1969 - Kansas City Royals Team Formation

When the Kansas City Athletics moved to Oakland after the 1967 season, Kansas City was left without major league baseball or, for the first time since 1883, professional baseball at all. An enraged Senator Stuart Symington threatened to introduce legislation removing baseball’s antitrust exemption unless Kansas City was granted a team in the next round of expansion. Major League Baseball complied with a hasty round of expansion at the 1967 winter meetings.

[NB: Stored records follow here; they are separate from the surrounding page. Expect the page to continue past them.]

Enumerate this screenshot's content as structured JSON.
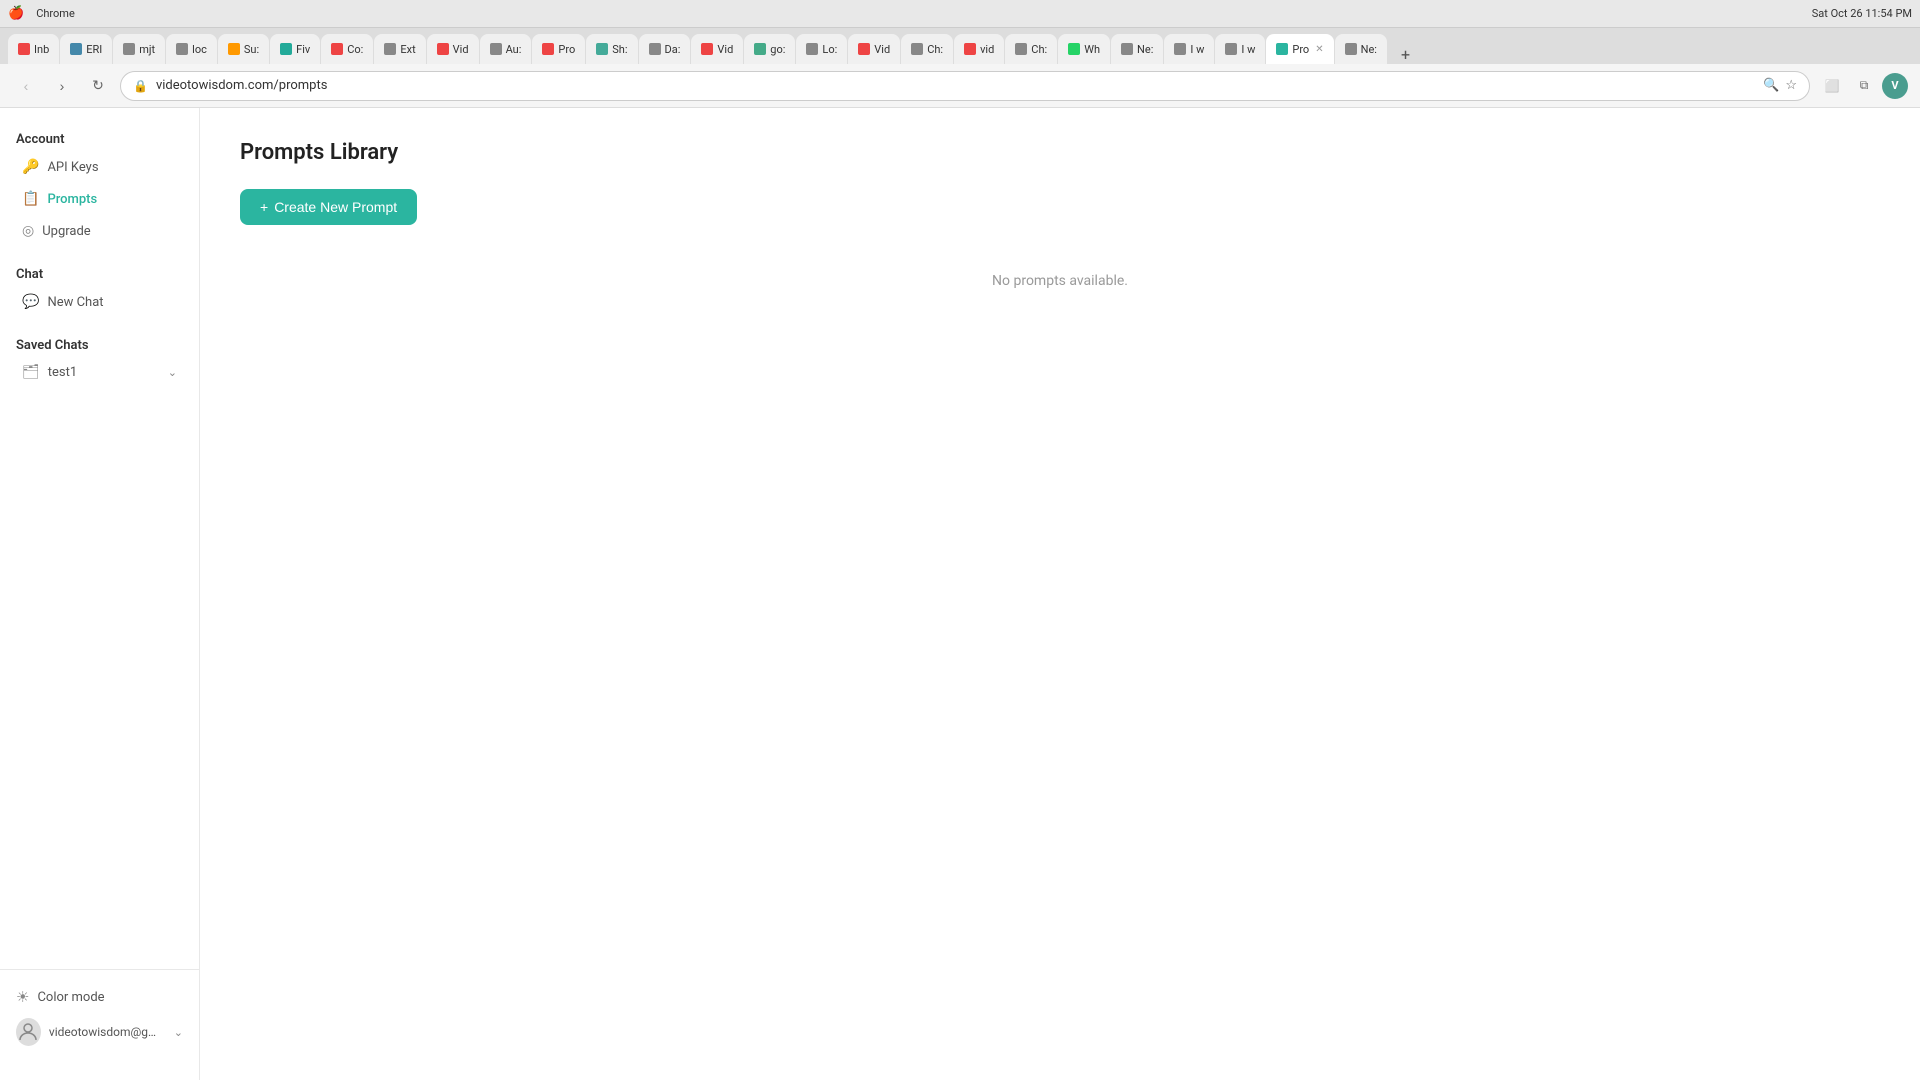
{
  "os": {
    "topbar_time": "Sat Oct 26  11:54 PM",
    "apple_logo": "🍎"
  },
  "browser": {
    "url": "videotowisdom.com/prompts",
    "tabs": [
      {
        "label": "Inb",
        "active": false,
        "favicon": "M"
      },
      {
        "label": "ERI",
        "active": false,
        "favicon": "E"
      },
      {
        "label": "mjt",
        "active": false,
        "favicon": "m"
      },
      {
        "label": "loc",
        "active": false,
        "favicon": "l"
      },
      {
        "label": "Su:",
        "active": false,
        "favicon": "S"
      },
      {
        "label": "Fiv",
        "active": false,
        "favicon": "F"
      },
      {
        "label": "Co:",
        "active": false,
        "favicon": "C"
      },
      {
        "label": "Ext",
        "active": false,
        "favicon": "E"
      },
      {
        "label": "Vid",
        "active": false,
        "favicon": "V"
      },
      {
        "label": "Au:",
        "active": false,
        "favicon": "A"
      },
      {
        "label": "Pro",
        "active": false,
        "favicon": "P"
      },
      {
        "label": "Sh:",
        "active": false,
        "favicon": "S"
      },
      {
        "label": "Da:",
        "active": false,
        "favicon": "D"
      },
      {
        "label": "Vid",
        "active": false,
        "favicon": "V"
      },
      {
        "label": "go:",
        "active": false,
        "favicon": "g"
      },
      {
        "label": "Lo:",
        "active": false,
        "favicon": "L"
      },
      {
        "label": "Vid",
        "active": false,
        "favicon": "V"
      },
      {
        "label": "Ch:",
        "active": false,
        "favicon": "C"
      },
      {
        "label": "vid",
        "active": false,
        "favicon": "v"
      },
      {
        "label": "Ch:",
        "active": false,
        "favicon": "C"
      },
      {
        "label": "Wh",
        "active": false,
        "favicon": "W"
      },
      {
        "label": "Ne:",
        "active": false,
        "favicon": "N"
      },
      {
        "label": "I w",
        "active": false,
        "favicon": "I"
      },
      {
        "label": "I w",
        "active": false,
        "favicon": "I"
      },
      {
        "label": "Pro",
        "active": true,
        "favicon": "P"
      },
      {
        "label": "Ne:",
        "active": false,
        "favicon": "N"
      }
    ],
    "new_tab_label": "+"
  },
  "sidebar": {
    "account_section_label": "Account",
    "items_account": [
      {
        "id": "api-keys",
        "label": "API Keys",
        "icon": "🔑",
        "icon_color": "gray",
        "active": false
      },
      {
        "id": "prompts",
        "label": "Prompts",
        "icon": "📋",
        "icon_color": "red",
        "active": true
      },
      {
        "id": "upgrade",
        "label": "Upgrade",
        "icon": "◎",
        "icon_color": "gray",
        "active": false
      }
    ],
    "chat_section_label": "Chat",
    "items_chat": [
      {
        "id": "new-chat",
        "label": "New Chat",
        "icon": "💬",
        "icon_color": "gray",
        "active": false
      }
    ],
    "saved_chats_section_label": "Saved Chats",
    "saved_chats": [
      {
        "id": "test1",
        "label": "test1"
      }
    ],
    "color_mode_label": "Color mode",
    "color_mode_icon": "☀",
    "user_email": "videotowisdom@gmail..."
  },
  "main": {
    "page_title": "Prompts Library",
    "create_button_label": "Create New Prompt",
    "create_button_icon": "+",
    "empty_message": "No prompts available."
  }
}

Kansas City was awarded one of four teams to begin to play in 1971. However, Symington was not satisfied with having Kansas City wait three years for baseball to return, and pressured MLB to allow the new teams to start to play in 1969. Symington’s intervention may have contributed to the financial collapse of the Royals’ companion expansion team, the Seattle Pilots, who had to begin to play in 1969 before they were ready the league required new franchises to enter in pairs to preserve symmetry for scheduling purposes. Pharmaceutical executive Ewing Kauffman won the bidding for the new Kansas City team, which he named the Royals after the American Royal, a livestock show, horse show, and rodeo held annually in Kansas City since 1899. Some sources say it was in honor of the Kansas City Monarchs, a Negro League team. The team’s logo, a crown atop a shield with the letters “KC” inside the shield, was created by Shannon Manning, an artist at Hallmark Cards, based in Kansas City.